During the research for his third BBC film on the subject of Rennes-le-Château, Henry Lincoln teamed up with Richard Leigh and Michael Baigent. Their combined efforts and insights led to the release of their bestseller Holy Blood and the Holy Grail. Among the works the authors studied to come to their hypotheses there was a prominent place for Les Dossiers Secrets. It was in this book that the Priory of Sion was introduced. Godefroy of Bouillon had founded an order called L’Ordre de Sion in 1090. The order occupied the Abbey of Notre Dame de Sion in Jerusalem. Only 30 years later, the Knights Templar were founded by Hugues de Payen, a nobleman from the French Champagne region who also became the first Grandmaster. According to Les Dossiers Secrets, the Ordre de Sion was transformed into the Priory of Sion in 1188, after Jerusalem had fallen to Saladin in 1187, forcing the Christian forces from the city. Lincoln, Baigent and Leigh found documentary evidence that an Order of Sion indeed existed in the 12th century.
The most remarkable thing in Les Dossiers Secrets was the list of Grandmasters of the Priory of Sion:
Jean de Gisors (1188-1220)
Ferdinand de Gonzague (1527-1575)
from facts to frenzy
Since the historical existence of an Order of Sion had been proven, the three authors decided to take the list serious and discovered that all of the Grandmasters had had a more than average interest in the occult and many of them had been active freemasons. Adding everything up, the conclusion was that Les Dossiers Secrets told a reliable account of the Priory of Sion. The authors continued their research and came in contact with the Grandmaster at the time, Pierre Plantard de St. Clair.

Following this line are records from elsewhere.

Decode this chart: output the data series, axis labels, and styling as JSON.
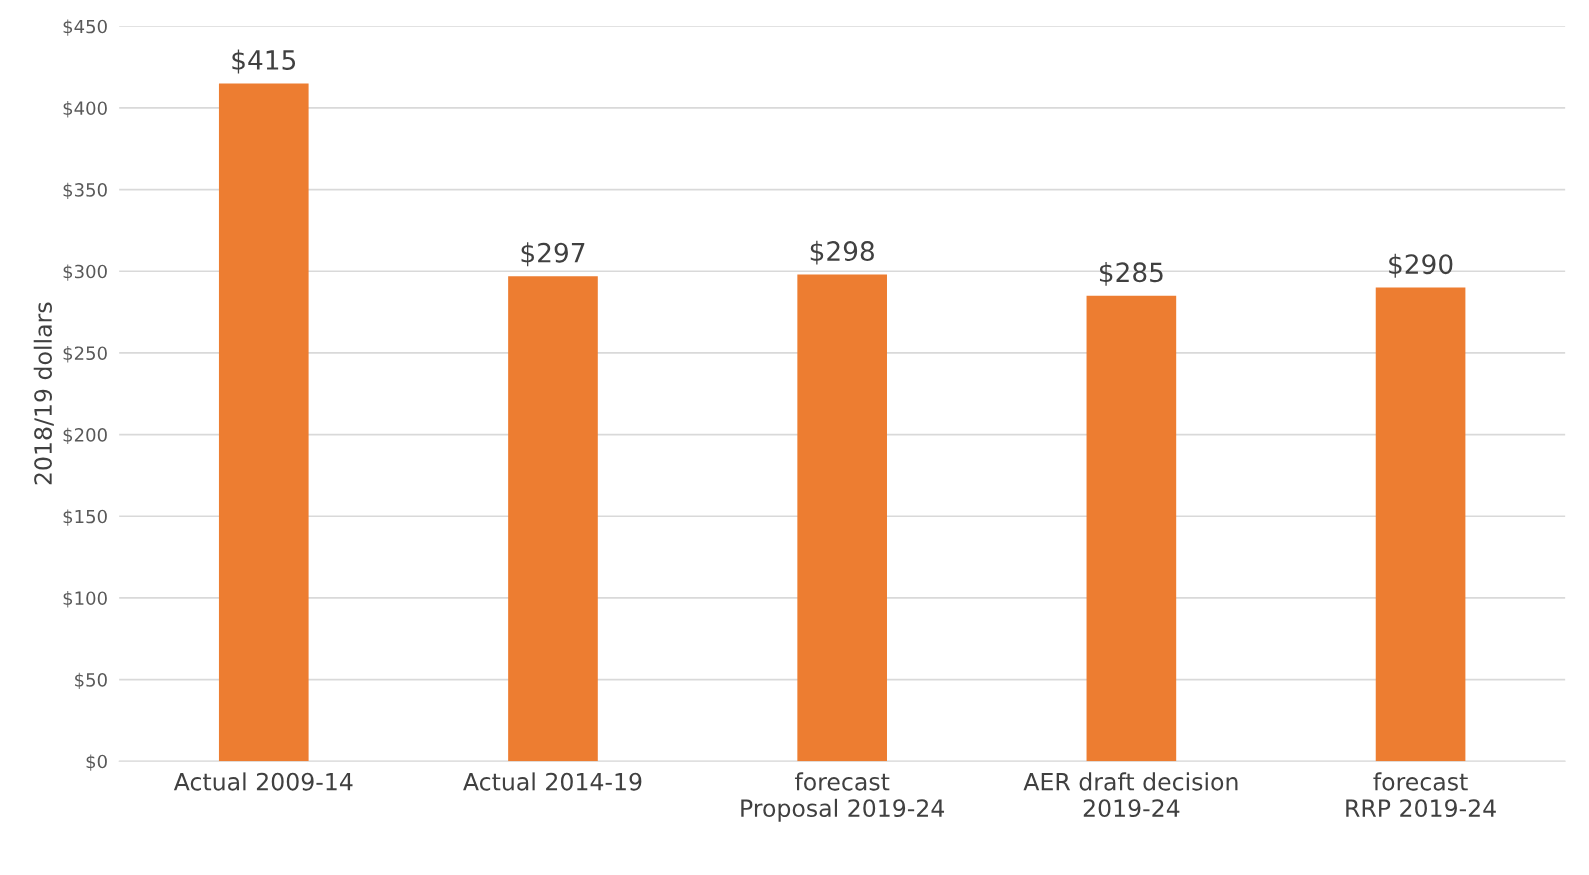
{
  "chart_data": {
    "type": "bar",
    "ylabel": "2018/19 dollars",
    "categories": [
      "Actual 2009-14",
      "Actual 2014-19",
      "forecast\nProposal 2019-24",
      "AER draft decision\n2019-24",
      "forecast\nRRP 2019-24"
    ],
    "values": [
      415,
      297,
      298,
      285,
      290
    ],
    "color": "#ed7d31",
    "value_labels": [
      "$415",
      "$297",
      "$298",
      "$285",
      "$290"
    ],
    "ylim": [
      0,
      450
    ],
    "yticks": [
      {
        "value": 0,
        "label": "$0"
      },
      {
        "value": 50,
        "label": "$50"
      },
      {
        "value": 100,
        "label": "$100"
      },
      {
        "value": 150,
        "label": "$150"
      },
      {
        "value": 200,
        "label": "$200"
      },
      {
        "value": 250,
        "label": "$250"
      },
      {
        "value": 300,
        "label": "$300"
      },
      {
        "value": 350,
        "label": "$350"
      },
      {
        "value": 400,
        "label": "$400"
      },
      {
        "value": 450,
        "label": "$450"
      }
    ],
    "grid": "y",
    "legend": false
  }
}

It has now become clear that the Priory of Sion never existed in the way it was described in Les Dossiers Secrets. Pierre Plantard, aided by the Belgian Marquis Philippe de Chérisey twisted and turned history in an attempt to continue the Merovingian bloodline after the death of Dagobert II. The documents they created to ‘prove’ Plantard’s claim as the rightful pretender to the French throne were assembled in Les Dossiers Secrets. Ironically, Lincoln, Baigent and Leigh not only accepted the story that a Merovingian royal bloodline had survived the centuries but they tried to trace it back to the House of David, claiming the Merovingian Kings were the descendants of Jesus Christ and Mary Magdalene. Were Plantard had set-up the whole affair to suggest the Priory of Sion had secretly been preserving a Merovingian Bloodline, Holy Blood and the Holy Grail claimed it had been a Holy bloodline since it originated from Jesus himself. Where Plantard had intended the Priory to make him a royal descendant, Lincoln, Baigent and Leigh made him into, a Holy man. They had taken his story and ran off with it in an unexpected direction, complicating the plot considerably and resulting in massive sales of their book.

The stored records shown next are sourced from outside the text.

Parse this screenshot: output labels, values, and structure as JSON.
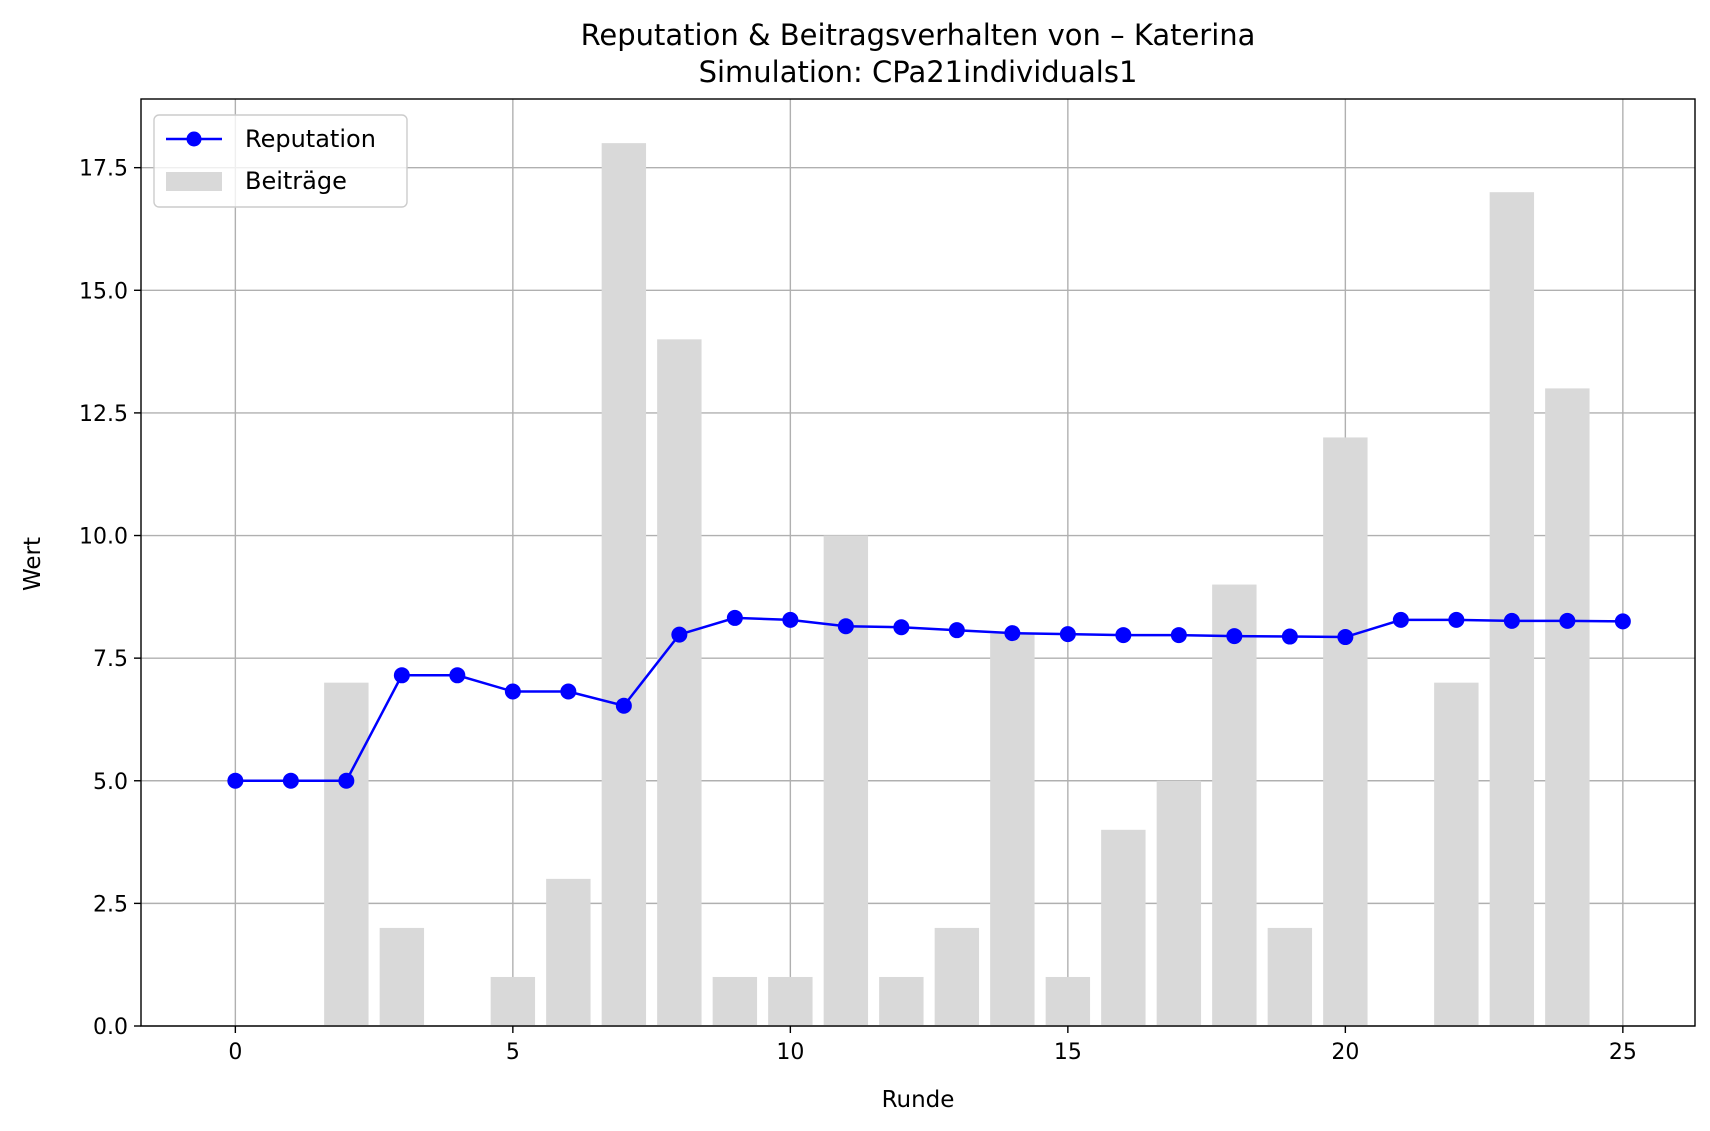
{
  "chart_data": {
    "type": "bar",
    "title": "Reputation & Beitragsverhalten von – Katerina",
    "subtitle": "Simulation: CPa21individuals1",
    "xlabel": "Runde",
    "ylabel": "Wert",
    "xlim": [
      -1.7,
      26.3
    ],
    "ylim": [
      0,
      18.9
    ],
    "x_ticks": [
      0,
      5,
      10,
      15,
      20,
      25
    ],
    "x_tick_labels": [
      "0",
      "5",
      "10",
      "15",
      "20",
      "25"
    ],
    "y_ticks": [
      0,
      2.5,
      5,
      7.5,
      10,
      12.5,
      15,
      17.5
    ],
    "y_tick_labels": [
      "0.0",
      "2.5",
      "5.0",
      "7.5",
      "10.0",
      "12.5",
      "15.0",
      "17.5"
    ],
    "grid": true,
    "legend_position": "top-left",
    "x": [
      0,
      1,
      2,
      3,
      4,
      5,
      6,
      7,
      8,
      9,
      10,
      11,
      12,
      13,
      14,
      15,
      16,
      17,
      18,
      19,
      20,
      21,
      22,
      23,
      24,
      25
    ],
    "series": [
      {
        "name": "Reputation",
        "type": "line",
        "color": "#0000ff",
        "marker": "circle",
        "values": [
          5.0,
          5.0,
          5.0,
          7.15,
          7.15,
          6.82,
          6.82,
          6.53,
          7.98,
          8.32,
          8.28,
          8.15,
          8.13,
          8.07,
          8.01,
          7.99,
          7.97,
          7.97,
          7.95,
          7.94,
          7.93,
          8.28,
          8.28,
          8.26,
          8.26,
          8.25
        ]
      },
      {
        "name": "Beiträge",
        "type": "bar",
        "color": "#d9d9d9",
        "values": [
          0,
          0,
          7,
          2,
          0,
          1,
          3,
          18,
          14,
          1,
          1,
          10,
          1,
          2,
          8,
          1,
          4,
          5,
          9,
          2,
          12,
          0,
          7,
          17,
          13,
          0
        ]
      }
    ]
  }
}
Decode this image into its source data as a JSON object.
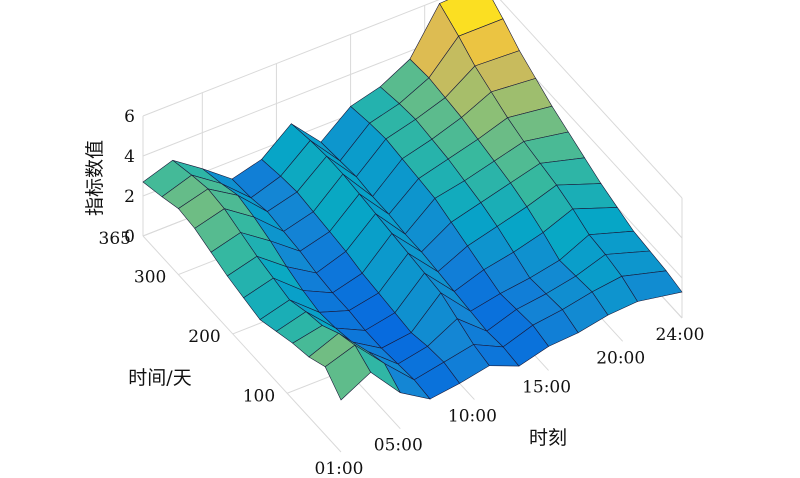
{
  "chart_data": {
    "type": "surface",
    "title": "",
    "xlabel": "时刻",
    "ylabel": "时间/天",
    "zlabel": "指标数值",
    "x_ticks": [
      "01:00",
      "05:00",
      "10:00",
      "15:00",
      "20:00",
      "24:00"
    ],
    "x_range": [
      1,
      24
    ],
    "y_ticks": [
      "100",
      "200",
      "300",
      "365"
    ],
    "y_range": [
      1,
      365
    ],
    "z_ticks": [
      "0",
      "2",
      "4",
      "6"
    ],
    "z_range": [
      0,
      6
    ],
    "grid": true,
    "colormap": "parula",
    "colormap_colors": [
      "#352a87",
      "#0363e1",
      "#1485d4",
      "#06a7c6",
      "#38b99e",
      "#92bf73",
      "#d9ba56",
      "#fcce2e",
      "#f9fb0e"
    ],
    "hours": [
      1,
      3,
      5,
      7,
      9,
      11,
      13,
      15,
      17,
      19,
      21,
      24
    ],
    "days": [
      1,
      30,
      60,
      90,
      120,
      150,
      180,
      210,
      240,
      270,
      300,
      330,
      365
    ],
    "values": [
      [
        2.6,
        3.4,
        1.8,
        0.9,
        1.1,
        1.4,
        0.8,
        1.2,
        1.3,
        1.6,
        1.7,
        1.3
      ],
      [
        3.4,
        3.9,
        2.4,
        1.0,
        1.3,
        1.6,
        0.9,
        1.4,
        1.6,
        1.9,
        2.1,
        1.5
      ],
      [
        3.0,
        3.6,
        2.1,
        0.9,
        1.2,
        2.0,
        0.8,
        1.3,
        1.5,
        1.8,
        2.3,
        1.6
      ],
      [
        2.8,
        3.1,
        1.7,
        0.8,
        1.0,
        2.4,
        0.9,
        1.2,
        1.4,
        1.7,
        2.4,
        1.7
      ],
      [
        2.5,
        2.9,
        1.5,
        0.8,
        1.1,
        2.5,
        1.0,
        1.5,
        1.8,
        2.2,
        2.8,
        2.0
      ],
      [
        2.2,
        2.6,
        1.4,
        0.9,
        1.2,
        2.6,
        1.1,
        1.8,
        2.2,
        2.6,
        3.1,
        2.3
      ],
      [
        2.4,
        2.8,
        1.6,
        0.9,
        1.3,
        2.7,
        1.2,
        2.1,
        2.5,
        2.9,
        3.3,
        2.7
      ],
      [
        2.6,
        3.0,
        1.9,
        1.0,
        1.5,
        2.8,
        1.2,
        2.4,
        2.7,
        3.1,
        3.5,
        3.1
      ],
      [
        2.9,
        3.3,
        2.3,
        1.2,
        1.6,
        2.9,
        1.3,
        2.5,
        2.9,
        3.3,
        3.8,
        3.5
      ],
      [
        3.2,
        3.6,
        2.6,
        1.3,
        1.7,
        3.0,
        1.3,
        2.6,
        3.0,
        3.5,
        4.2,
        4.0
      ],
      [
        3.3,
        3.7,
        2.8,
        1.4,
        1.8,
        3.0,
        1.4,
        2.7,
        3.1,
        3.6,
        4.6,
        4.5
      ],
      [
        3.0,
        3.5,
        2.5,
        1.2,
        1.7,
        2.9,
        1.3,
        2.6,
        3.0,
        3.7,
        5.2,
        5.2
      ],
      [
        2.7,
        3.2,
        2.2,
        1.1,
        1.5,
        2.7,
        1.2,
        2.4,
        2.8,
        3.6,
        5.8,
        5.9
      ]
    ]
  }
}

Research into Plantard’s background revealed he wasn’t of noble birth like he claimed; his father (also called Pierre Plantard) was a butler and his mother Amélie Marie Raulo occasionally worked as a cook for wealthy families. Plantard had created multiple society’s before the Priory of Sion, that had vague and sometimes shady goals and intents. Plantard registered an organization called le Prieuré de Sion, the French name of the Priory of Sion, in the French sub-prefecture of St. Julie-en-Genevois on 25th June 1956 which had nothing to do with the 12th century predecessor. All reseacrhers however agree, that Plantard and his aides invested a staggering amount of time to create the detailed backgrounds and genealogies they needed to reach their goals.

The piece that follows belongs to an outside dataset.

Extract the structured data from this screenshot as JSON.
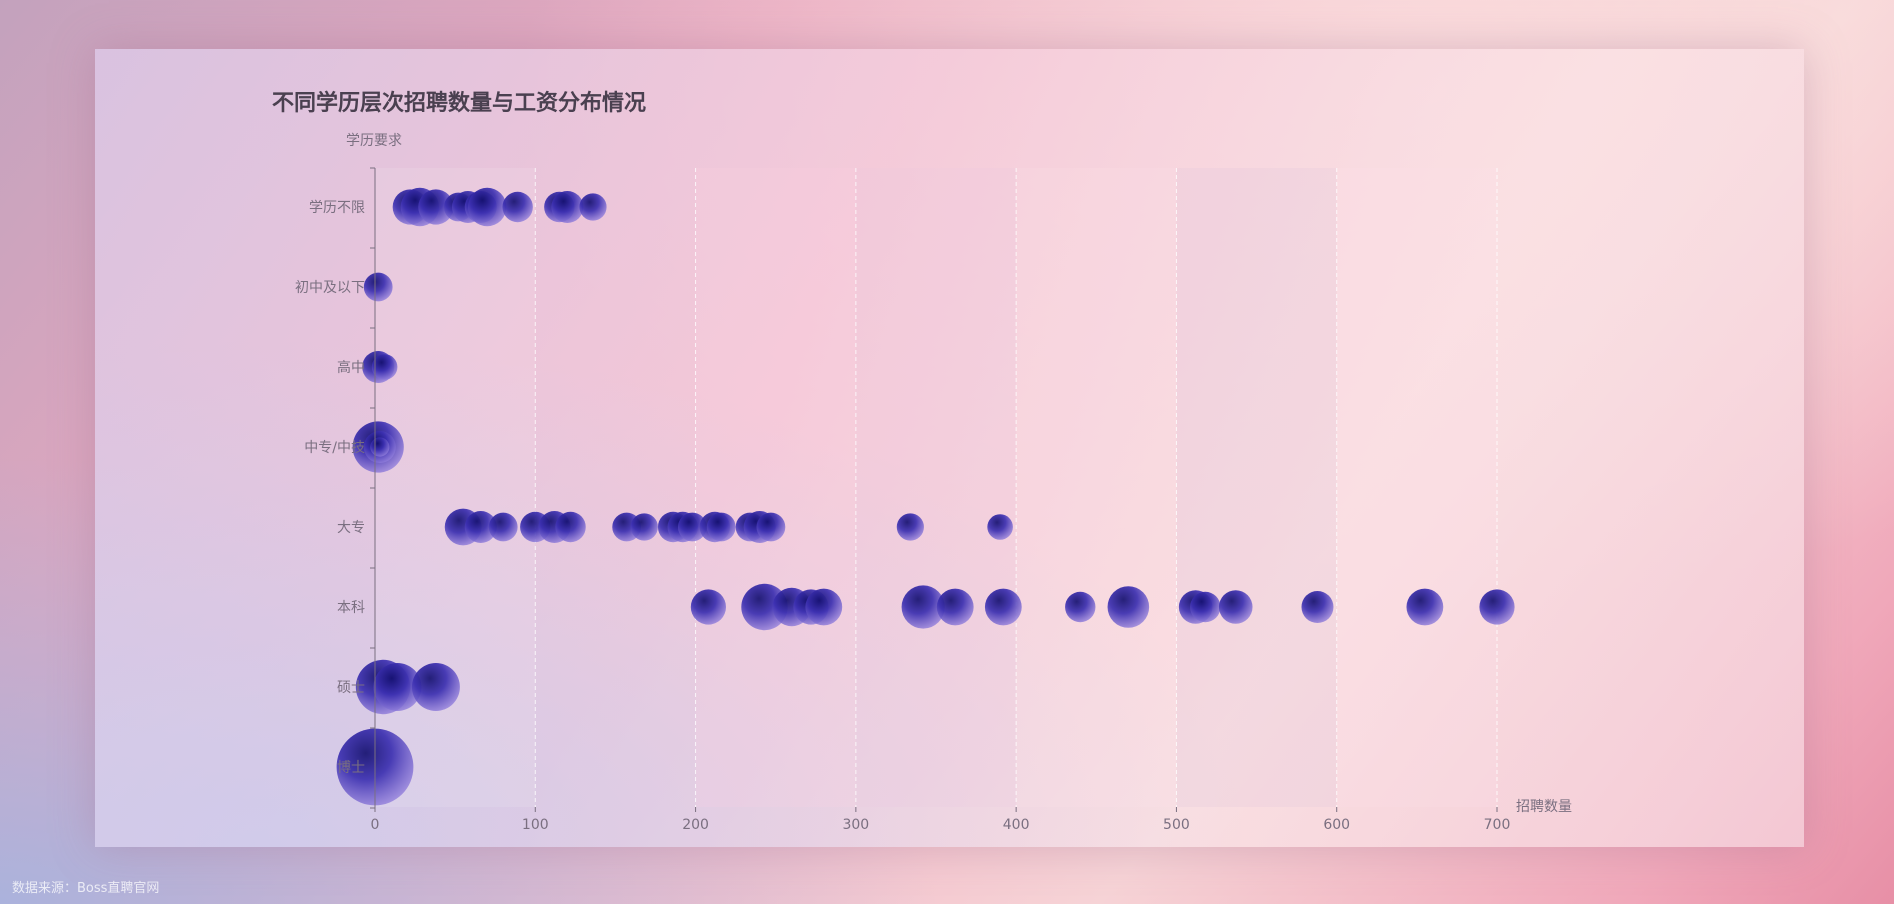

It is unlikely there is any relation between a historical Priory of Sion and the mystery of Rennes-le-Château.
Pierre Plantard did have a genuine interest in the mystery of Rennes-le-Château and gathered an impressive knowledge of it in a time before the mystery turned into a hype. As often with misinformation, they took the actual pieces of the puzzle and reshaped them for their goals. It is in such way that Plantard teamed up with French journalist Gérard de Sède who reworked a Plantard manuscript into his book l’Or de Rennes also called Le Trésor Maudit, the book that kickstarted Henry Lincoln’s interest in the mystery in the first place.
truth, wrapped in lies
The grand and small parchment that are at the heart of the enigma are now believed to be copies of the original. The latest research by Franck Daffos and Pierre Jarnac suggests that Noel Corbu, who bought the Saunière estate from Marie Dénarnaud in 1946, found some parchments between the Abbé’s papers. After failing to decode them he sold them to two englishmen. Not before photographing and copying them though. Serious researchers like Antoine Captier, Jean Pellet and Gérard Dutriat have attested they have seen the original photos from Corbu’s time. You have to remember Corbu already talked about the parchments long before De Sède’s book came out. It is now believed Corbu allowed Plantard and the Chérisey to make carbon copies of them. They worked them into the parchments we know today and added in some simple codes like the raised letters in the small parchments that would support their claim to the French throne.
Ironically again, Plantard came very close to the original documents and sources of the mystery. The Priory of Sion he tried to legitimize using them was certainly a hoax.